Yes it is an amazing document - the whole document is about 30 odd pages long and a bit technical but this part helped me no end. I am on steroids for adrenal insufficiency but could always tell if I needed a bit more as my hip would ping (always the left one !) and so would my knees. I do take T3 but like you I can't tolerate too much of it I take 90 mcg of T4 ( I have the liquid which is great for adding a bit more or reducing if necessary when weather hot as I over heat!) and I only take 6.5 mg of T3 - I tried the T3 Paul Robinson method and it didn't agree with me. Nor did NDT there was something in it that made me perspire to the point of being embarrassing but only my face - perspiration would drip on my papers at work - so awful. So came off it.

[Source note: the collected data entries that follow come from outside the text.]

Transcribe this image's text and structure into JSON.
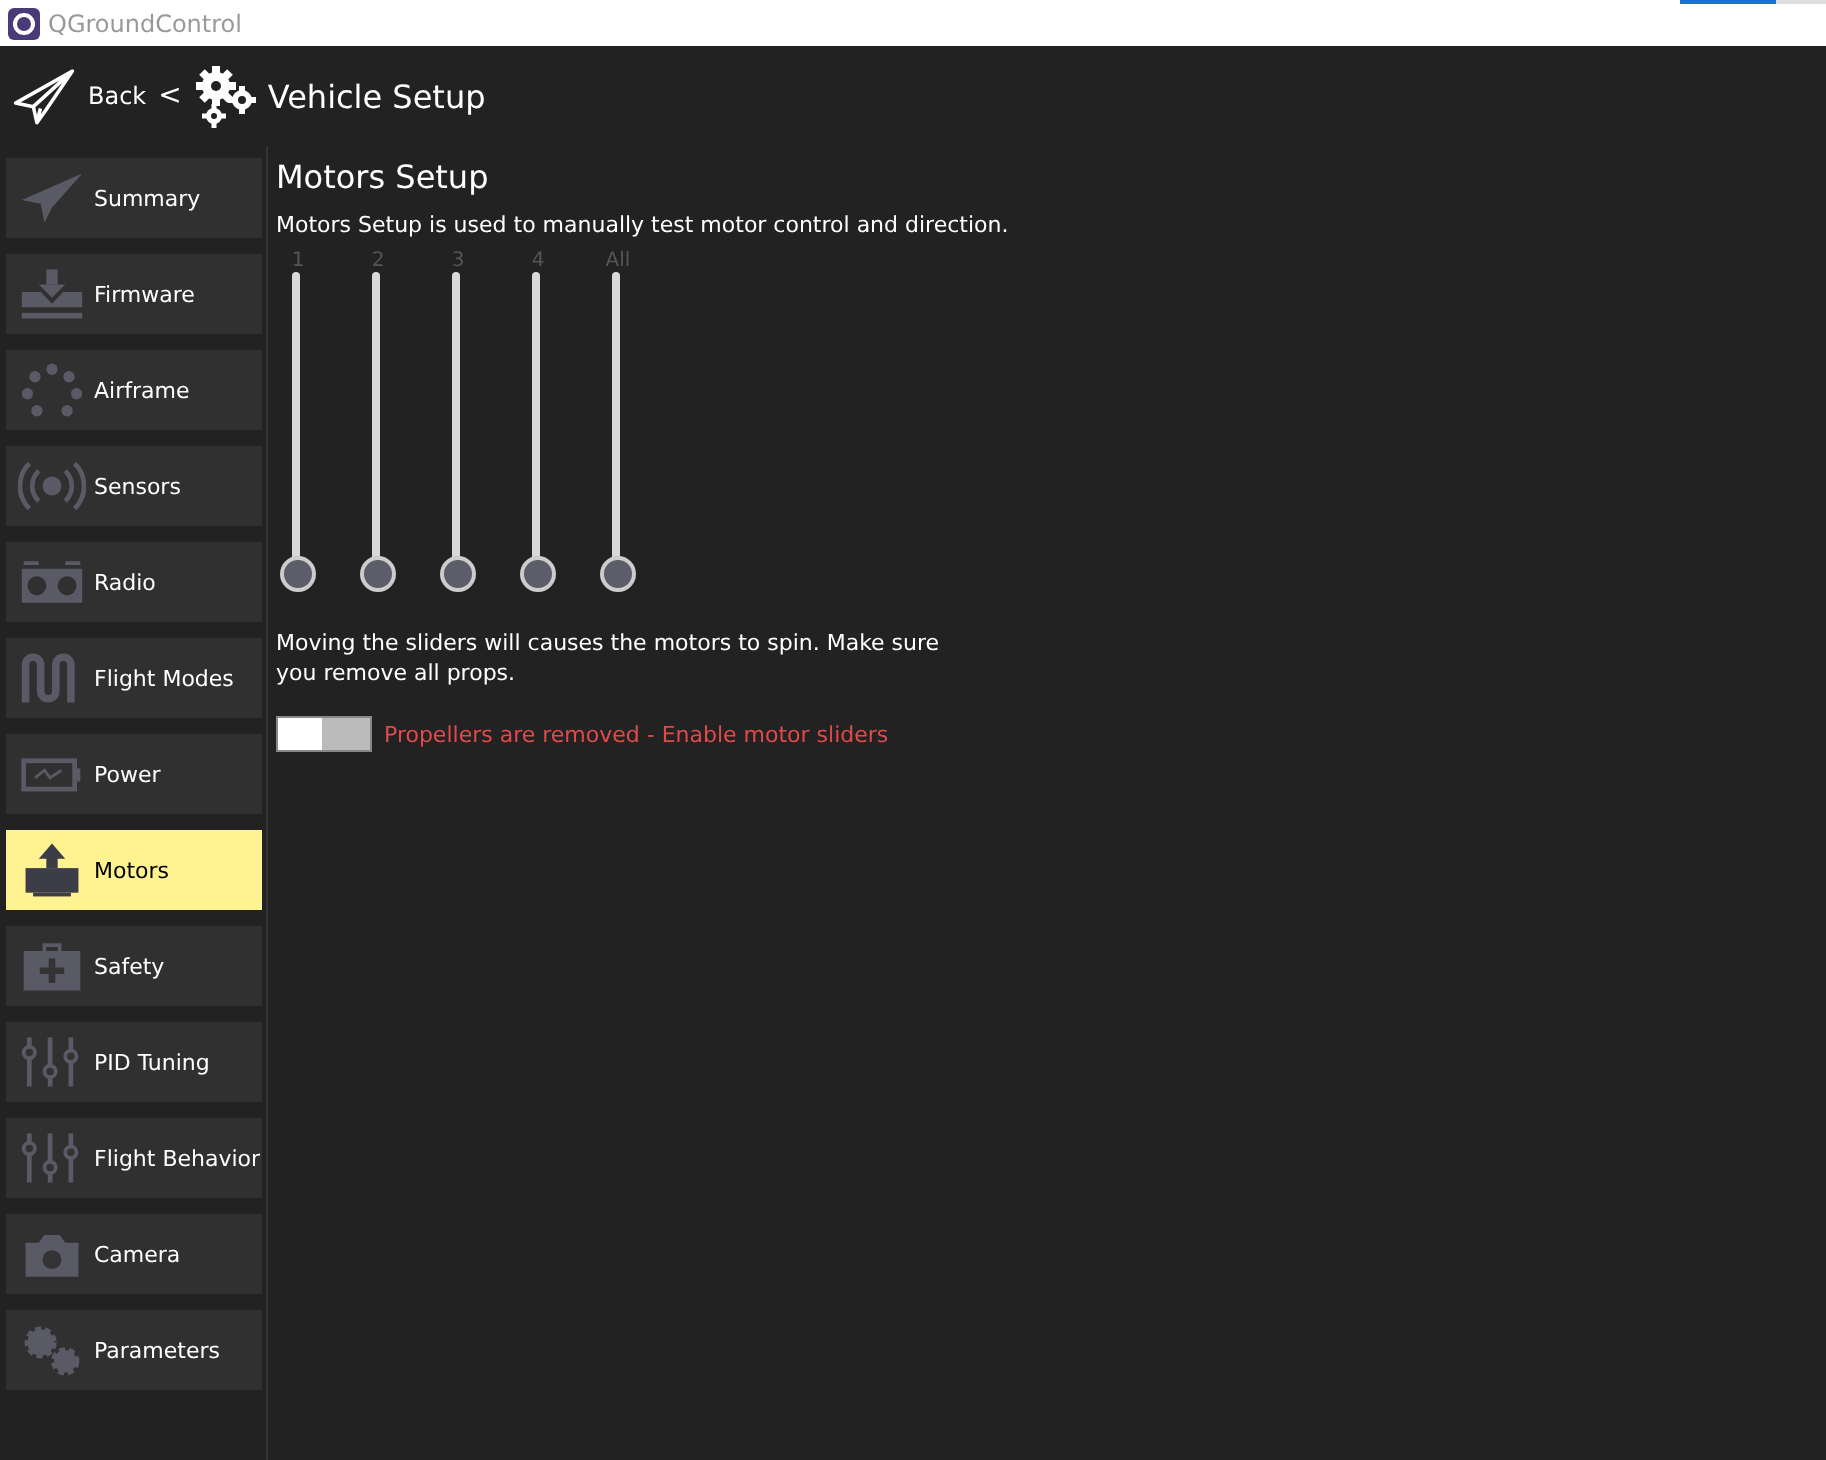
{
  "window": {
    "title": "QGroundControl",
    "progress": {
      "level": 0.66
    }
  },
  "toolbar": {
    "back": "Back",
    "separator": "<",
    "title": "Vehicle Setup"
  },
  "sidebar": {
    "items": [
      {
        "label": "Summary",
        "selected": false
      },
      {
        "label": "Firmware",
        "selected": false
      },
      {
        "label": "Airframe",
        "selected": false
      },
      {
        "label": "Sensors",
        "selected": false
      },
      {
        "label": "Radio",
        "selected": false
      },
      {
        "label": "Flight Modes",
        "selected": false
      },
      {
        "label": "Power",
        "selected": false
      },
      {
        "label": "Motors",
        "selected": true
      },
      {
        "label": "Safety",
        "selected": false
      },
      {
        "label": "PID Tuning",
        "selected": false
      },
      {
        "label": "Flight Behavior",
        "selected": false
      },
      {
        "label": "Camera",
        "selected": false
      },
      {
        "label": "Parameters",
        "selected": false
      }
    ]
  },
  "content": {
    "title": "Motors Setup",
    "description": "Motors Setup is used to manually test motor control and direction.",
    "sliders": [
      {
        "label": "1",
        "level": 0,
        "disabled": true
      },
      {
        "label": "2",
        "level": 0,
        "disabled": true
      },
      {
        "label": "3",
        "level": 0,
        "disabled": true
      },
      {
        "label": "4",
        "level": 0,
        "disabled": true
      },
      {
        "label": "All",
        "level": 0,
        "disabled": true
      }
    ],
    "warning": "Moving the sliders will causes the motors to spin. Make sure you remove all props.",
    "switch": {
      "checked": false,
      "label": "Propellers are removed - Enable motor sliders"
    }
  }
}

Forgot to add when I got very ill with thyroid and adrenal issues my pelvis dislocated - I was in agony.
whoa whoa whoa! Your pelvis dislocated? I've never heard of this. Hip dislocated but not pelvis. That sounds so painful. Sorry you've been through that and what did you have to do to relieve it? There is a rare side effect of Levo and it is hip pain, but I've never heard it related to adrenal issues, low cortisol specifically? But I can actually understand this, and I took HC for years, but after a disruption of unknown reasons, I could not handle it anymore. So I had to get used to taking thyroid meds w/o it. Has been a long road. I'm still trying to recover. I really don't need cortisol, but my body was very happy with it, until it wasn't. I hoped I'd get a benefit of lower blood pressure after stopping, but no, still have high BP.
I really appreciate what you wrote. I find it very interesting.
CP is definitely a symptom of hypothyroidism. I’ve had it for many years and wear splints at night. I’ve also had steroid injections to hold off the inevitable operation. HOWEVER since starting Levothyroxine a year ago it seems to have improved loads. I’ve had no need for injections. So I’m certain it’s linked to me being hypo.
I’ve been on t4 just over a year now.
Plus I still have the cold feeling sometimes
The physiotherapist will not go onto this tomorrow I bet lol.
You have enough of a job with the doctors about or I do anyway.
So sorry you are having so many problems - as a Secretary for over 50 years I suffered with this from time to time and took Vitamin B6 and it went away.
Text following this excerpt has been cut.